L’Angelica luziana ha in comune con quella ariostesca la perpetua fuga o, meglio, il carattere sfuggente, l’inclassificabilità, l’insoddisfazione per quanto viene offerto e non cercato. Angelica senza Medoro, e conscia della finitezza di Medoro stesso, in un rimando ulteriore alla sete di infinito.
            Per concludere ricordo che Giorgio Linguaglossa nel citato suo saggio richiama per Luzi la linea orfico-sapienziale Campana-Rebora-Luzi-Zanzotto indicata da Giorgio Agamben.
E certo i termini “metafisico” e “metafisica” ben si attagliano anche alla raccolta poetica di Valentino Campo, e vien fatto di pensare a quanto scrive Giorgio Linguaglossa a proposito della poesia degli anni Novanta, quando osserva: «V’è metafisica soltanto là dove quel che resta è soltanto un’assenza che non rimanda ad alcuna presenza. Il che rimanda di ritorno alla necessità di un logos fondato sulla interrogazione, sulla differenza problematologica domanda-risposta e non sull’indifferenziazione proposizionalista delle ultimissime poetiche epigone».

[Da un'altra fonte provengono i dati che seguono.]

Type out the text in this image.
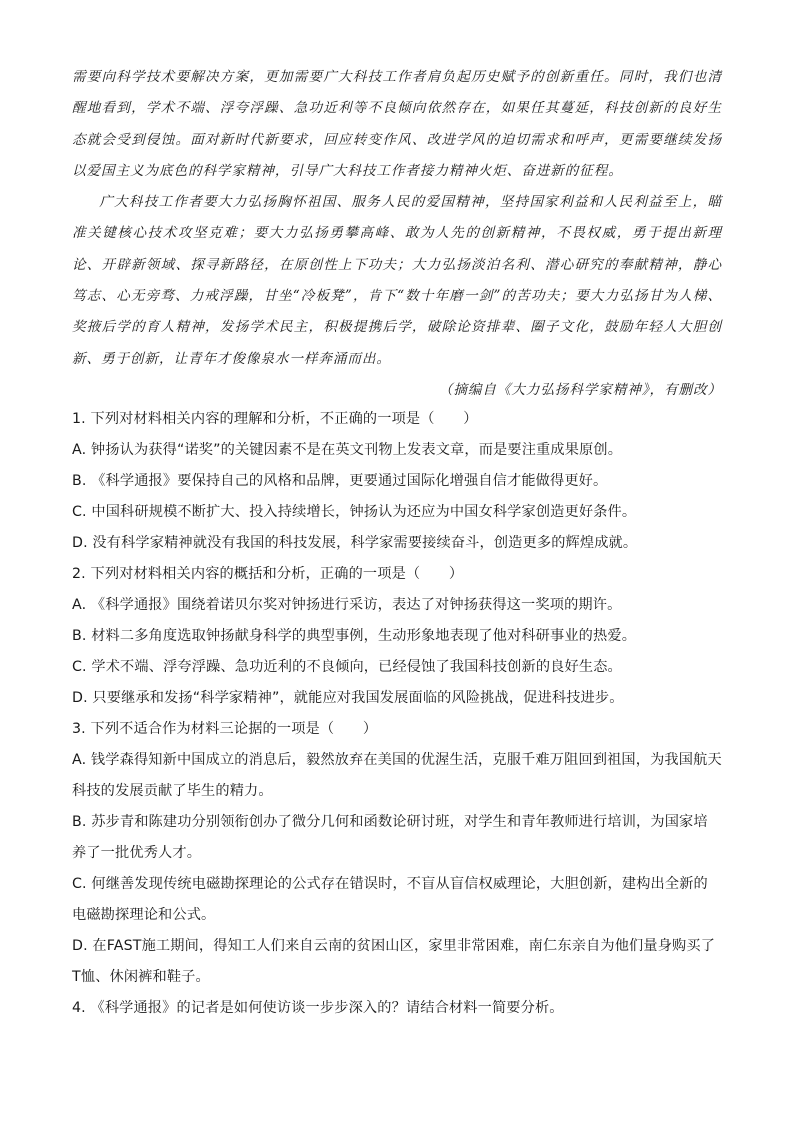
需要向科学技术要解决方案，更加需要广大科技工作者肩负起历史赋予的创新重任。同时，我们也清醒地看到，学术不端、浮夸浮躁、急功近利等不良倾向依然存在，如果任其蔓延，科技创新的良好生态就会受到侵蚀。面对新时代新要求，回应转变作风、改进学风的迫切需求和呼声，更需要继续发扬以爱国主义为底色的科学家精神，引导广大科技工作者接力精神火炬、奋进新的征程。

广大科技工作者要大力弘扬胸怀祖国、服务人民的爱国精神，坚持国家利益和人民利益至上，瞄准关键核心技术攻坚克难；要大力弘扬勇攀高峰、敢为人先的创新精神，不畏权威，勇于提出新理论、开辟新领域、探寻新路径，在原创性上下功夫；大力弘扬淡泊名利、潜心研究的奉献精神，静心笃志、心无旁骛、力戒浮躁，甘坐“冷板凳”，肯下“数十年磨一剑”的苦功夫；要大力弘扬甘为人梯、奖掖后学的育人精神，发扬学术民主，积极提携后学，破除论资排辈、圈子文化，鼓励年轻人大胆创新、勇于创新，让青年才俊像泉水一样奔涌而出。

（摘编自《大力弘扬科学家精神》，有删改）

1. 下列对材料相关内容的理解和分析，不正确的一项是（　　）

A. 钟扬认为获得“诺奖”的关键因素不是在英文刊物上发表文章，而是要注重成果原创。

B. 《科学通报》要保持自己的风格和品牌，更要通过国际化增强自信才能做得更好。

C. 中国科研规模不断扩大、投入持续增长，钟扬认为还应为中国女科学家创造更好条件。

D. 没有科学家精神就没有我国的科技发展，科学家需要接续奋斗，创造更多的辉煌成就。

2. 下列对材料相关内容的概括和分析，正确的一项是（　　）

A. 《科学通报》围绕着诺贝尔奖对钟扬进行采访，表达了对钟扬获得这一奖项的期许。

B. 材料二多角度选取钟扬献身科学的典型事例，生动形象地表现了他对科研事业的热爱。

C. 学术不端、浮夸浮躁、急功近利的不良倾向，已经侵蚀了我国科技创新的良好生态。

D. 只要继承和发扬“科学家精神”，就能应对我国发展面临的风险挑战，促进科技进步。

3. 下列不适合作为材料三论据的一项是（　　）

A. 钱学森得知新中国成立的消息后，毅然放弃在美国的优渥生活，克服千难万阻回到祖国，为我国航天科技的发展贡献了毕生的精力。

B. 苏步青和陈建功分别领衔创办了微分几何和函数论研讨班，对学生和青年教师进行培训，为国家培养了一批优秀人才。

C. 何继善发现传统电磁勘探理论的公式存在错误时，不盲从盲信权威理论，大胆创新，建构出全新的电磁勘探理论和公式。

D. 在FAST施工期间，得知工人们来自云南的贫困山区，家里非常困难，南仁东亲自为他们量身购买了T恤、休闲裤和鞋子。

4. 《科学通报》的记者是如何使访谈一步步深入的？请结合材料一简要分析。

Tre poesie di Valentino Campo

Domenica delle Palme

Vidi, lo vidi
il nero della seppia
nel nero che recide
l'ombra dal suo doppio.
Persi la rotta nel timpano
                       del fiume,
gettai alla riva
all'ansa la mia voce,
al luccio chiesi
l'aria dei suoi bronchi
il filamento nel pantano;
all'onda resi
il sale dei miei anni.
 
Lunedì Santo

Ti so, ti sento,
ombra, mia presenza,
nel cavo dell'iride che sgrossa
il dalmata a nuoto nel trifoglio,
palla e fanciulla saldi al chiostro
stillano il miele dell'astro.
E tu ti celi nel cono
dei suoi dardi, nel midollo
delle cose, la schiena devo darti
se voglio il tuo perdono.
  
Angelica

La trinità si mosse
in un cono
di luce,
            sazia di luce
si guardò intorno
in un'aria di mosche.
Dal basso
risaliva la corrente
di sterpi lavati
con l'acqua dei cani.
Ora che tutto stava
           per compiersi
sentiva la scure
invocare il legno,
un ronzio d'incenso
benedire i suoi passi.

******
Angelica non parla,
dà la saliva
al nido delle tarme,
poi arriva al masso
dove il ramarro
                   dorme,
lo scuote, gli dà il cambio,
                     sale
per vedere il mare.


           

*Valentino Campo è nato e vive a Campobasso dove insegna presso il Liceo Scientifico Statale "A. Romita". Dirige insieme a Luigi Fabio Mastropietro il "Quaderno internazionale di segni contemporanei AltroVerso".

            

1 commento:

giorgio linguaglossa ha detto...

la poesia di Valentino Campo si distingue per il suo rigore formale e concettuale. Il traslato e la metafora costituiscono le basi di una ricognizione poetica che punta al principiale, o, detto in parole più semplici, all'essenziale. Campo salta tutto ciò che nella peosia contemporanea comunemente viene accettato come poesia, poesia dell'ovvio, del quotidiano, del commento, della glossa... e così via. il poeta molisano sfronda con l'accetta tutto ciò che sa di artefatto, di politico, di modismo. è, direi, una poesia scomoda, irta di aculei e di armi taglienti che impediscono l'ingresso al suo interno... è, insomma, una poesia che proviene da una intensa meditazione.